“Will you still respect my secret, so far as you know it?”
“I shall make no promise,” Alick answered.
“At least, will you let me tell my story for myself?”
“There is nothing to prevent your doing that,” the other replied, “any more than there is to prevent my telling mine.”
“You are sternly uncompromising,” said Mr. Croft.
“I should be sorry to compromise with a seducer and a villain,” was the reply.
“You are talking at random, boy, on a matter concerning which you know literally nothing,” the person so politely addressed observed, sadly. “Had I spoken to an older man, as I have spoken to you to-night, I should not have been so repulsed.”
“Possibly not by an older man like yourself,” retorted Alick, with a sneer.
“Good-night,” said Mr. Croft, “we will not spoil our naturally sweet tempers by further argument. Here comes Ned.
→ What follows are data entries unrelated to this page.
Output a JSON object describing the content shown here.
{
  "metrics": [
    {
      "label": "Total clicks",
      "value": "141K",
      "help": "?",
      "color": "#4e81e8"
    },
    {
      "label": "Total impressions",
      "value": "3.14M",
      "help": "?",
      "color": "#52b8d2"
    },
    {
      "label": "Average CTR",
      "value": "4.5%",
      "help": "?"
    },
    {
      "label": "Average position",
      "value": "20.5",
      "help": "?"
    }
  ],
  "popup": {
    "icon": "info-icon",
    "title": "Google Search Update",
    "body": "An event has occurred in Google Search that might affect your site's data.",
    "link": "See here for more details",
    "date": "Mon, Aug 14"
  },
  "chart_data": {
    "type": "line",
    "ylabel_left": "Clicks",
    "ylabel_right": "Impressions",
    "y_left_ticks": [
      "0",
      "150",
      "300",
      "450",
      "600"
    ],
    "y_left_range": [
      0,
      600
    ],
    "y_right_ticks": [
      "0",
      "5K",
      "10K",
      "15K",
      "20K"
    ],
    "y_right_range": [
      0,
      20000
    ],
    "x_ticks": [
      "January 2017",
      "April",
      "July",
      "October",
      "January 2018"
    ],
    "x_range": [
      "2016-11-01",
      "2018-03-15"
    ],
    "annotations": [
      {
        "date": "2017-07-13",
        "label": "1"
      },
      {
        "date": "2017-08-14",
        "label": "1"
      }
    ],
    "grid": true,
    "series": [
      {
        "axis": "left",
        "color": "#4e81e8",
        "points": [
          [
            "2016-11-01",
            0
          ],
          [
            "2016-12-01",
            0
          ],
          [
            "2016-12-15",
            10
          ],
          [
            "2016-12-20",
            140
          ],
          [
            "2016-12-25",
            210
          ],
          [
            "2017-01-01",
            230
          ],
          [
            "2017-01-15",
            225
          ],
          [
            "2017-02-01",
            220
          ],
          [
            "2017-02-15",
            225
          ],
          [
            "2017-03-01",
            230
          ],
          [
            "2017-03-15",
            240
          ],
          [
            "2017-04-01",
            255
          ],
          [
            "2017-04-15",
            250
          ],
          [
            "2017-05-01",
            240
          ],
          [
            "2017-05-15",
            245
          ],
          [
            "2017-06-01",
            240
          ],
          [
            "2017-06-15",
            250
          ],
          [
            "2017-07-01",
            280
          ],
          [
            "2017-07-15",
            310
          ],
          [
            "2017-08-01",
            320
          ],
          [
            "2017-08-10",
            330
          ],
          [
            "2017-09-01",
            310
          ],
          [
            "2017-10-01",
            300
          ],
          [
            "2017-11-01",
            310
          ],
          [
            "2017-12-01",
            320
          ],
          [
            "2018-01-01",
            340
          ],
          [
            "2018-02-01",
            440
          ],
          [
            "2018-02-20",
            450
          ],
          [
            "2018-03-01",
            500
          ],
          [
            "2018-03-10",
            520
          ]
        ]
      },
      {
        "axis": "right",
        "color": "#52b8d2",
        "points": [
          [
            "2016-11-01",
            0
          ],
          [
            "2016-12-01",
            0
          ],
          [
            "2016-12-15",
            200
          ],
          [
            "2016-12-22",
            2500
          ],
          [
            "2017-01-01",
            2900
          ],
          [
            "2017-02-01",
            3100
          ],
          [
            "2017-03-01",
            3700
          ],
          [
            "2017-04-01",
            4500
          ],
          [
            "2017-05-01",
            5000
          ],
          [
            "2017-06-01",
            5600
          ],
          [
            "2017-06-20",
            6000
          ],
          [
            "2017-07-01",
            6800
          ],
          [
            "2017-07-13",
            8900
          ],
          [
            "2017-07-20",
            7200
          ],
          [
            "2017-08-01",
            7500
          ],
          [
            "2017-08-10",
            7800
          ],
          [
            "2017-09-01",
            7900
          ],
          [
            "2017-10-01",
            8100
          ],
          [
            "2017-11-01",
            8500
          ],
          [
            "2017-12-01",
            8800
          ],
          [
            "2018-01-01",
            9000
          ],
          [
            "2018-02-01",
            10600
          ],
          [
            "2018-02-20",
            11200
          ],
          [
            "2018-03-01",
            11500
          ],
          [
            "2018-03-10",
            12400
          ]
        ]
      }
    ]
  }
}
Shall we shake hands over it? No; good-bye then, and pleasant thoughts as you travel to town. Some day you will think you have not been all in the right in your judgment of me; but I do not quarrel with you for that judgment. It is human to err, and your humanity has erred, perhaps, on the safest side. On a safer side than mine, certainly,” he muttered, as Alick, jumping up beside Ned, took the reins, and, with a cold farewell to Mr. Croft, drove off at a rattling trot along Berrie Down Lane, and thence through Fifield to Palinsbridge.
As they passed Fifield church, the moonlight fell clear and cold on the mound of freshly-turned mould, which was heaped over the spot where Heather’s darling lay all alone, and the tears came welling up into Alick’s eyes when he thought of the dead child.